Changing Roles for the Medical Writer – Adapting to the Brave New World

3:30 PM - 4:35 PM


“We are not our own any more than what we possess is our own. We did not make ourselves, we cannot be supreme over ourselves. We are not our own masters.”
― Aldous Huxley, Brave New World

The world as we knew it has changed. In the context of the COVID-19 pandemic, pressures on clinical research and development programmes to deliver new therapies and vaccines have placed medical writers in the eye of the storm. The process of new drug development used to be regimented, controlled, and incorporated deliberate stepwise progression. The aim was to gather sufficient evidence of the investigational product’s safety and efficacy in the intended disease population, to convince a skeptical and conservative regulatory authority of its rightful place in the medical armamentarium.

The COVID-19 pandemic has upended the system, and requires speed because of urgency to identify safe and effective vaccines and treatments in the face of a global SARS-CoV-2 assault.
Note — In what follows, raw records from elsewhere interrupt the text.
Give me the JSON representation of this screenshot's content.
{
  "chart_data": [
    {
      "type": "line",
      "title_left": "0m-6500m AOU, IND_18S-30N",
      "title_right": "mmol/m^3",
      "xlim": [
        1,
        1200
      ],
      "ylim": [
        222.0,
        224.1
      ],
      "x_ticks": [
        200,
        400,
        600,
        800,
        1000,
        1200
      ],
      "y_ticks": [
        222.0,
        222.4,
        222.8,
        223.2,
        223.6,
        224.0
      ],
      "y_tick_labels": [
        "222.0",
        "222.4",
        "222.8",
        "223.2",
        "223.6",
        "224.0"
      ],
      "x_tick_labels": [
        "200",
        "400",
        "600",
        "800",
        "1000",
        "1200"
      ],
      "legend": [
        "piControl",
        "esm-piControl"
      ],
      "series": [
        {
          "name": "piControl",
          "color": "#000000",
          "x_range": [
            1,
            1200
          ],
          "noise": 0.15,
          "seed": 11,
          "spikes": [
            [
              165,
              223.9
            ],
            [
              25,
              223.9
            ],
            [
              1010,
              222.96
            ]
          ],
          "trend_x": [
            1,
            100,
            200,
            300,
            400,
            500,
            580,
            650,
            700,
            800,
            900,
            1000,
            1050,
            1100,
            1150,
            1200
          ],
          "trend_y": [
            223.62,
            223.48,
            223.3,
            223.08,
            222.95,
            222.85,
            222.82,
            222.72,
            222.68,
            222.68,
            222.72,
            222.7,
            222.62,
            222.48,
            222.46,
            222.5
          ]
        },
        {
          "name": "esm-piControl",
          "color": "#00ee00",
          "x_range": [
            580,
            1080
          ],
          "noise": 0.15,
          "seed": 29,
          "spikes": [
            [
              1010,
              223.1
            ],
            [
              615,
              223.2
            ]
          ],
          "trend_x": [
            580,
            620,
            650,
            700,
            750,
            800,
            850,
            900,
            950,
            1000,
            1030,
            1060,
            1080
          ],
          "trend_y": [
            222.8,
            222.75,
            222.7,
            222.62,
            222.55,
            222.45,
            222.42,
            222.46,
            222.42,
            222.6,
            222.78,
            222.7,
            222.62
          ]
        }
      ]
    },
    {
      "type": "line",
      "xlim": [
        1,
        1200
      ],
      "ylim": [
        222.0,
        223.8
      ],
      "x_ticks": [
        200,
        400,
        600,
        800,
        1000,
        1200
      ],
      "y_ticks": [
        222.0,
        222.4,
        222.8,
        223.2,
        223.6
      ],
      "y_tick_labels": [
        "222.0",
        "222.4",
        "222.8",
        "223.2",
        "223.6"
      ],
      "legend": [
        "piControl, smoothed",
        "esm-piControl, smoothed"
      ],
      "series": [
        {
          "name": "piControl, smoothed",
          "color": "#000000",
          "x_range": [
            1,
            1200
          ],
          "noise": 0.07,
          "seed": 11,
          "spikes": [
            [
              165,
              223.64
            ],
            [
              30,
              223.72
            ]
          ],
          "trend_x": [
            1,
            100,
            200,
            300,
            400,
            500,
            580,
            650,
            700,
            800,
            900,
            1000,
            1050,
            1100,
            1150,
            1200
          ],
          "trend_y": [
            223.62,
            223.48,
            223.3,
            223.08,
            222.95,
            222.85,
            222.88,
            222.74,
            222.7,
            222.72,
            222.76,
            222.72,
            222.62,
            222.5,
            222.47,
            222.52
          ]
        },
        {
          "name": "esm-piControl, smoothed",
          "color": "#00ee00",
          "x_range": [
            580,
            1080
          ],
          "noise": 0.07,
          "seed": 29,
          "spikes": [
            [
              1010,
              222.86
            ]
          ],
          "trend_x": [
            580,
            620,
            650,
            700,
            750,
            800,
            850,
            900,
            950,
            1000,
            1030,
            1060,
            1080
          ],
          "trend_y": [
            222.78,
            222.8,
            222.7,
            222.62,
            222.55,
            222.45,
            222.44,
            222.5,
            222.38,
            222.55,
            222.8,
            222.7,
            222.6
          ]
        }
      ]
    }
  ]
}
This has resulted in unprecedented pressure to invent novel ways to navigate evolving development and approval processes:

  • Clinical studies are now being conducted virtually, avoiding the need for the study subjects to be physically present at a study site.
  • Data are being collected and reported earlier.
  • Study designs are being adapted to allow earlier assessments in hybrid phase models, and with fewer subjects.
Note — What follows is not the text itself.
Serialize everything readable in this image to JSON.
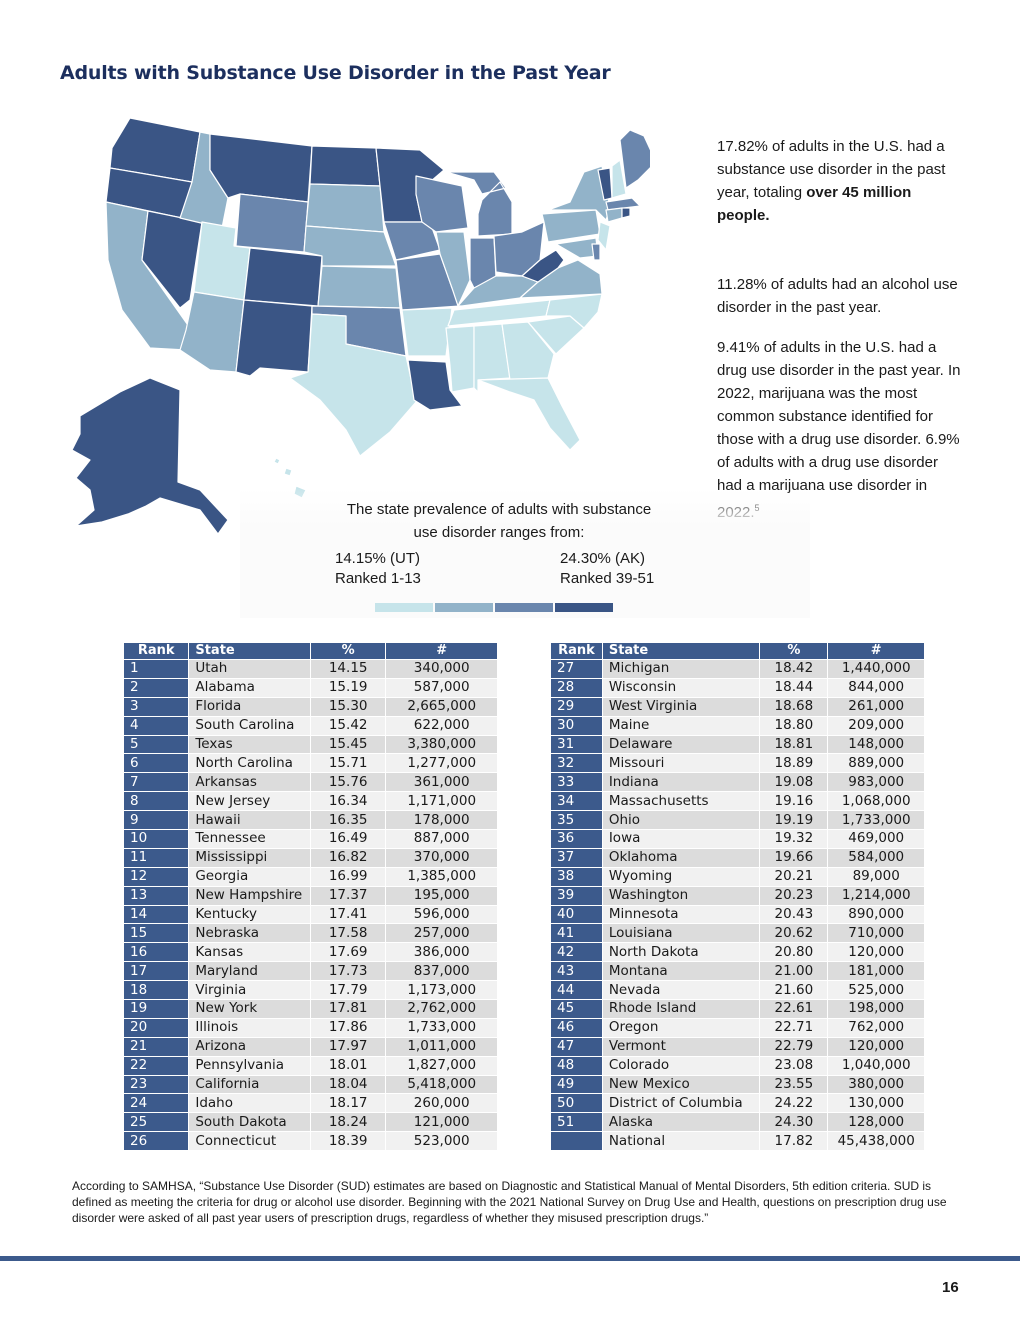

More critically for medical writers, data from these studies - whether contained in formal study reports, publications, or presented at press conferences - are being publicly disclosed without the traditional “guard-rails”, thereby increasing the likelihood of misrepresentation or misinterpretation of the signals from these hastily collected, collated, and analysed data.

It may be that conditionally accepting corner-cutting, with lower barriers of protection, might outlast the current health crisis that brought about the practice. Precedents exist in the examples of Emergency Use Applications, Orphan Drug Designations, and Expanded Access programmes. This represents an opportunity for the medical writing profession, in all dimensions of its manifestations, to evolve and bring value in these situations.

We will discuss how, both during a health crisis and beyond, we might take the opportunity to reinvent ourselves, augmenting the medical writer role, bringing added value, and protecting the integrity of the data which are communicated to regulators, prescribers, and consumers.

Unlike the Huxley quote, above, we can, and must, be our own masters.